The pay TV broadcaster strikes back with plans to develop its own range of smart TVs so viewers don’t have to have a separate box.
As free-to-air broadcasters seek to further integrate their streaming services under the Freeview brand on smart TVs, Sky sees its next strategic move in smart TVs with built in Sky Q functionality.
Reports suggest that it would be similar in concept to Roku smart TVs: integrating all the features of a previously separate device inside a smart TV.
The FT quotes those with knowledge of the development that announcements could come as early as next month. Sky has said it won’t comment on product rumours.
It’s already expected to imminently announce a dish-less version of its product in the UK.
In recent years, most smart TVs sold in the UK have come equipped with Freeview Play. This means they can receive digital terrestrial TV by default and all related catch-up and on-demand services without any additional box. In some instances, this includes Sky’s budget service Now. The integration of Freesat and Freeview under one company opens up the possibility to extend the Freeview Play gateway to satellite dish users.

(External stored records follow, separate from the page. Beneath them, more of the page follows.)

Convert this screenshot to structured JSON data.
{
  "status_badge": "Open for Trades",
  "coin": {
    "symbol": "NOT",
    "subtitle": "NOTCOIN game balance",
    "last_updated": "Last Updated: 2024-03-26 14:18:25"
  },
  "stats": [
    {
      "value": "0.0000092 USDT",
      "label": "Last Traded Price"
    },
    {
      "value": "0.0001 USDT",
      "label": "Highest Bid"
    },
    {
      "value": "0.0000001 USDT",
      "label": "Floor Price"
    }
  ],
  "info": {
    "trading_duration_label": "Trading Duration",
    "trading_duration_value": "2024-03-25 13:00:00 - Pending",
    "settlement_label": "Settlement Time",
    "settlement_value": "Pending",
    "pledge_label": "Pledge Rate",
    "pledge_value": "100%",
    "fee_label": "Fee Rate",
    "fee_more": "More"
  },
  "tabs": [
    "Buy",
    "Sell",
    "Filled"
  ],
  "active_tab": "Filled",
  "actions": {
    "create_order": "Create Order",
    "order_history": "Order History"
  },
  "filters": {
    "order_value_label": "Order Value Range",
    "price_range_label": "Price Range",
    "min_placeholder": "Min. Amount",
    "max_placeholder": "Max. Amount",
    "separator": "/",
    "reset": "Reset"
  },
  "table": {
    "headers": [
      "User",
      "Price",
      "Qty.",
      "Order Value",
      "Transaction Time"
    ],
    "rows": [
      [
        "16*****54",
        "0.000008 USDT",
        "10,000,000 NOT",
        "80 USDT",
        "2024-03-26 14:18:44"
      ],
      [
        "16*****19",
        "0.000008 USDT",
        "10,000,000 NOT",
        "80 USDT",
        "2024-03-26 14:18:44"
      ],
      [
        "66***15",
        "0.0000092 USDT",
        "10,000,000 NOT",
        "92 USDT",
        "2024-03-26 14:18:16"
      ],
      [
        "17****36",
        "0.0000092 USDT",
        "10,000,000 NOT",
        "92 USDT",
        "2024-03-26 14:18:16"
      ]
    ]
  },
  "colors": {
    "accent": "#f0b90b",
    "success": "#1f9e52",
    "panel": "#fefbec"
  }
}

To compete, Sky has been working to secure unique content and apps for Sky Q, plus an enhanced interface that is better at integrating on-demand content from various providers. It also offers a single billing platform to allow its subscribers to easily add non-inclusive streaming services to their main Sky bill. But Sky Q risks being overshadowed by the functionality of the TV connected to it.
Sky hopes that by controlling TVs, it will have greater leverage with content providers. Arguably that could include acquiring the exclusive smart TV rights to a certain app. But it could also make it less likely that streaming services can side-step Sky by striking a deal with TV manufacturers so that smart TV users can still access a service even if it’s not available through the Sky Q box.